Stéphane Bouquet a la malice d’interroger la filmographie de Clint Eastwood au moment où cette dernière est devenue de plus en plus respectée, admirée jusqu’à l’« aveuglement ». Son livre repose donc sur une ellipse, un blanc autour des films antérieurs à Impitoyable. De Pale Rider, Josey Wales hors-la-loi, en somme la figure muette, droitiste, il n’en sera pas question ici. L’interrogation portera sur le deuxième acte d’un cinéaste-acteur qui, pour suivre la thèse énoncée, aura substitué aux atours virils, décomplexés de sa figure, une forme de fétichisation passant par une « dépossession phallique » et un « projet mythico-morbide ». Stéphane Bouquet rattache ses nouveaux phénomènes au « désir de faire légende » d’une silhouette qui n’en « finit pas d’enfler à la taille de l’Amérique ».
Bien loin de l’exposé universitaire, l’essai part avant tout d’un sentiment de rejet (réalisation faiblarde, sommaire et sans énergie) face à la forme « docile » des films en question. Or, ces jugements esthétiques premiers, plutôt louables pour un critique peu porté par le classicisme, sont rapidement menacés par le recours aux thèses un peu vieillottes des gender studies, celles qui consistent à analyser une œuvre sur le seul critère sexuel. Dès lors, la grille de lecture nous semble sinon déplacée, du moins très réductrice. Car il suffit de mentionner Bird ou le poignant Honkytonk Man, deux films pré-Impitoyable loin d’être phallocrates, pour constater l’arbitraire d’une telle césure / théorie. C’est sans doute pour cela que, dans un second temps, Bouquet en vient à questionner une fable eastwoodienne tendue vers une drôle d’inquiétude (le peu de confiance que ces films accordent aux institutions, aux religieux). Le problème tient à ce que cette inquiétude n’aurait, selon lui, d’intérêt que si elle ne visait à porter au pinacle l’héroïque fantôme d’Eastwood qui, avec ses valeurs familiales conservatrices, reviendrait éternellement « hanter l’Amérique ». Là, Bouquet reconduit un problème récurrent du rapport de la critique française à une certaine tradition et imagerie américaine.
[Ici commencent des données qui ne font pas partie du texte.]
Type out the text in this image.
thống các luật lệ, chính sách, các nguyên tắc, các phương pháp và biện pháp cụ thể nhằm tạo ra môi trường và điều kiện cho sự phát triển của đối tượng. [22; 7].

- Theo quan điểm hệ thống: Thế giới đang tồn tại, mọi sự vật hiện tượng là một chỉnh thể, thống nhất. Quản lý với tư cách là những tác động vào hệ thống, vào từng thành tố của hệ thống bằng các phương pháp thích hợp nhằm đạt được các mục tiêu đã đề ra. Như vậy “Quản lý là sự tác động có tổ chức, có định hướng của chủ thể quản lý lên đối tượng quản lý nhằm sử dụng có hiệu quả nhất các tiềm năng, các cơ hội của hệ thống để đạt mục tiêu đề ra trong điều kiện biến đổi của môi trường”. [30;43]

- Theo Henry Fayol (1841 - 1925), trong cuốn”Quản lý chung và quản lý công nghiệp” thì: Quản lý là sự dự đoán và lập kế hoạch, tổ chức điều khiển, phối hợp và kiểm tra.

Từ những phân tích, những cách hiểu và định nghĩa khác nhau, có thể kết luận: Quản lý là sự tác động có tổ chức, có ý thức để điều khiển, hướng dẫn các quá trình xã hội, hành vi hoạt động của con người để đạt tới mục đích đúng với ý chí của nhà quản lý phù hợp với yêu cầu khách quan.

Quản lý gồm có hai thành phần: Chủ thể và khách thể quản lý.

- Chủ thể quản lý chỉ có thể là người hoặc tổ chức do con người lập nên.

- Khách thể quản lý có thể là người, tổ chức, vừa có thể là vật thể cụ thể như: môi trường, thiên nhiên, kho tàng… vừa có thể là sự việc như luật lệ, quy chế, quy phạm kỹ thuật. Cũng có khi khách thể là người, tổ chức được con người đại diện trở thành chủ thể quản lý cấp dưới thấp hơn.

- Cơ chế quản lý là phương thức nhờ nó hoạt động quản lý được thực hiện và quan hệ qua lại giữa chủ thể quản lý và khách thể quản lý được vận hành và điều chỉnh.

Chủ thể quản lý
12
La question de la famille (de sa conservation par rapport à la communauté, au pouvoir), si elle peut gêner le spectateur français, est peut-être un cadre moins fermé qu’il n’y parait. Et quand bien même elle peut dérouter par son conservatisme affiché, il est peut-être utile de rappeler que son unité n’a jamais été aussi nuancée, voire sa portée renversée, quand des cinéastes (Ford pour Les Raisins de la colère, Spielberg pour La Guerre des mondes, pourquoi pas Cimino dans The Deer Hunter) l’ont frottée à des contextes précaires. Cette même précarité sur laquelle Eastwood n’a jamais cessé de se pencher…
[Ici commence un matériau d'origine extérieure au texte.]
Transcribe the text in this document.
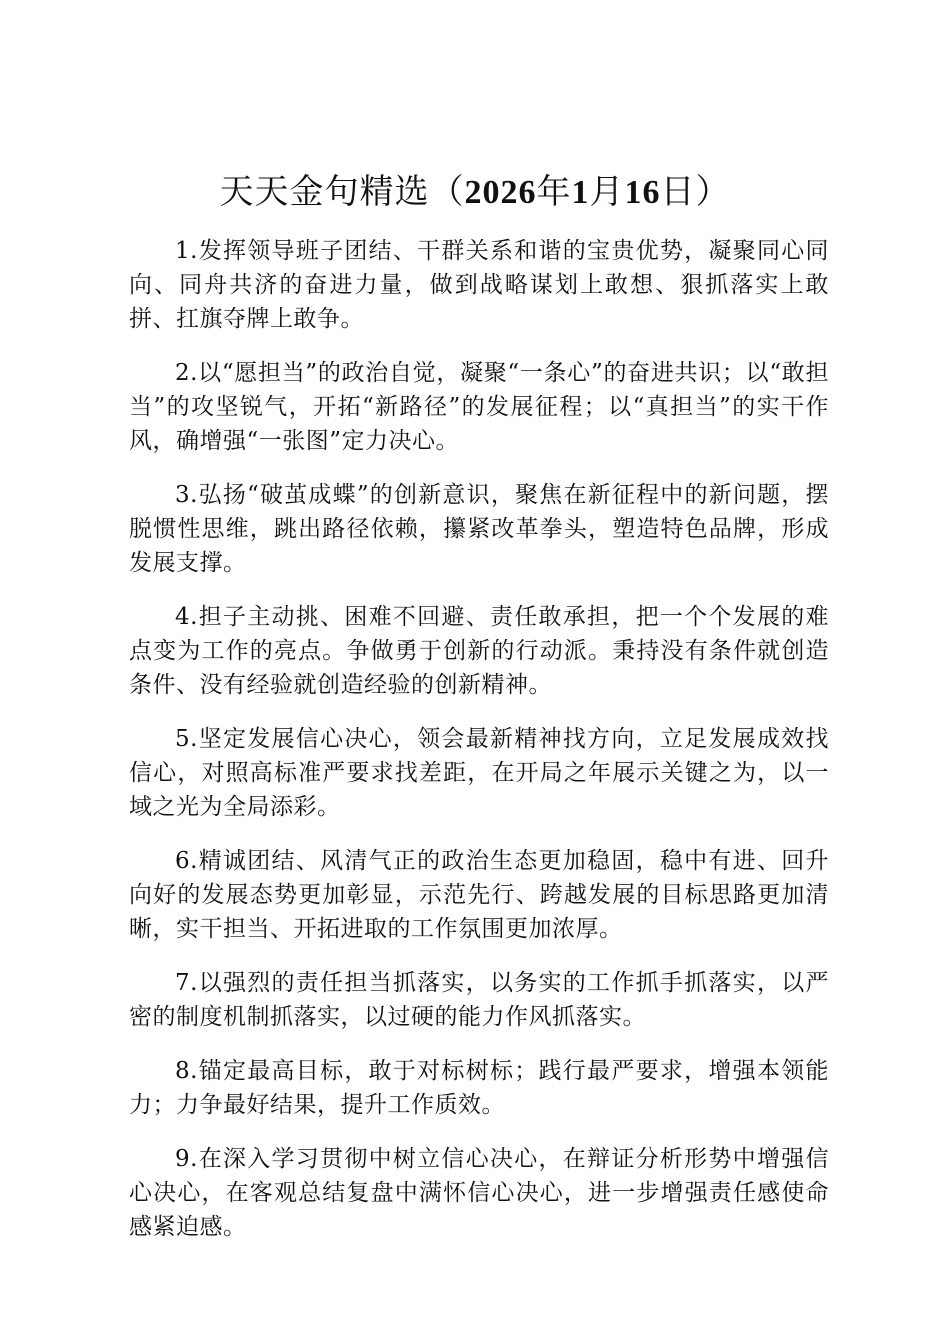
天天金句精选（2026年1月16日）

1.发挥领导班子团结、干群关系和谐的宝贵优势，凝聚同心同向、同舟共济的奋进力量，做到战略谋划上敢想、狠抓落实上敢拼、扛旗夺牌上敢争。

2.以“愿担当”的政治自觉，凝聚“一条心”的奋进共识；以“敢担当”的攻坚锐气，开拓“新路径”的发展征程；以“真担当”的实干作风，确增强“一张图”定力决心。

3.弘扬“破茧成蝶”的创新意识，聚焦在新征程中的新问题，摆脱惯性思维，跳出路径依赖，攥紧改革拳头，塑造特色品牌，形成发展支撑。

4.担子主动挑、困难不回避、责任敢承担，把一个个发展的难点变为工作的亮点。争做勇于创新的行动派。秉持没有条件就创造条件、没有经验就创造经验的创新精神。

5.坚定发展信心决心，领会最新精神找方向，立足发展成效找信心，对照高标准严要求找差距，在开局之年展示关键之为，以一域之光为全局添彩。

6.精诚团结、风清气正的政治生态更加稳固，稳中有进、回升向好的发展态势更加彰显，示范先行、跨越发展的目标思路更加清晰，实干担当、开拓进取的工作氛围更加浓厚。

7.以强烈的责任担当抓落实，以务实的工作抓手抓落实，以严密的制度机制抓落实，以过硬的能力作风抓落实。

8.锚定最高目标，敢于对标树标；践行最严要求，增强本领能力；力争最好结果，提升工作质效。

9.在深入学习贯彻中树立信心决心，在辩证分析形势中增强信心决心，在客观总结复盘中满怀信心决心，进一步增强责任感使命感紧迫感。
Toutefois, car l’essai ne tombe jamais dans une détestation primaire, Stéphane Bouquet propose, bien lui en fasse, quelques concessions. Reconnaissant là (Un monde parfait) des intérêts plastiques, ici (Mystic River) un déplacement par rapport à la logique d’éclaircissement ‑jeter la lumière sur- propre au récit classique, le critique soutient que la masse de films et de genres visités par le cinéaste Eastwood bouscule la fameuse lecture (reconduction des motifs…) défendue sous la bannière « Politique des auteurs ». C’est pourquoi Bouquet n’oublie ni de louer les poussées de fièvre vigilante de l’ultime chef‑d’œuvre Gran Torino ni, et preuve que l’écart n’est pas incompatible, le permanent souci humaniste qui régit l’œuvre. En réalité, l’attaque a plus tendance à se fixer sur les films mineurs d’Eastwood. Jugé coupable, Space Cowboys, Invictus, Au-delà, J. Edgar sont les cibles de choix. Ce serait mentir de croire que la carrière d’Eastwood n’est pas trouée de projets académiques et maladroits à cet endroit où le frottement petite / grande forme n’a jamais fait bon ménage. Et c’est finalement pour ce pari de l’honnêteté qu’en contrepartie, on aurait aimé plus de reconnaissance envers les chefs‑d’œuvre Impitoyable, Gran Torino et le diptyque Mémoires des nos pères / Lettres d’Iwo Jima… Or que tient à nous confesser ici Bouquet ? Qu’au-delà d’un certain classicisme formel, la figure héroïque, crépusculaire d’Eastwood ne l’intéresse pas. Constat des plus étranges puisque c’est précisément lors d’une vibrante conclusion, que cette dernière, dans sa mise en scène et celle qu’elle réserve aujourd’hui aux autres (la nouvelle place offerte aux femmes), n’a jamais paru aussi intrigante et souveraine.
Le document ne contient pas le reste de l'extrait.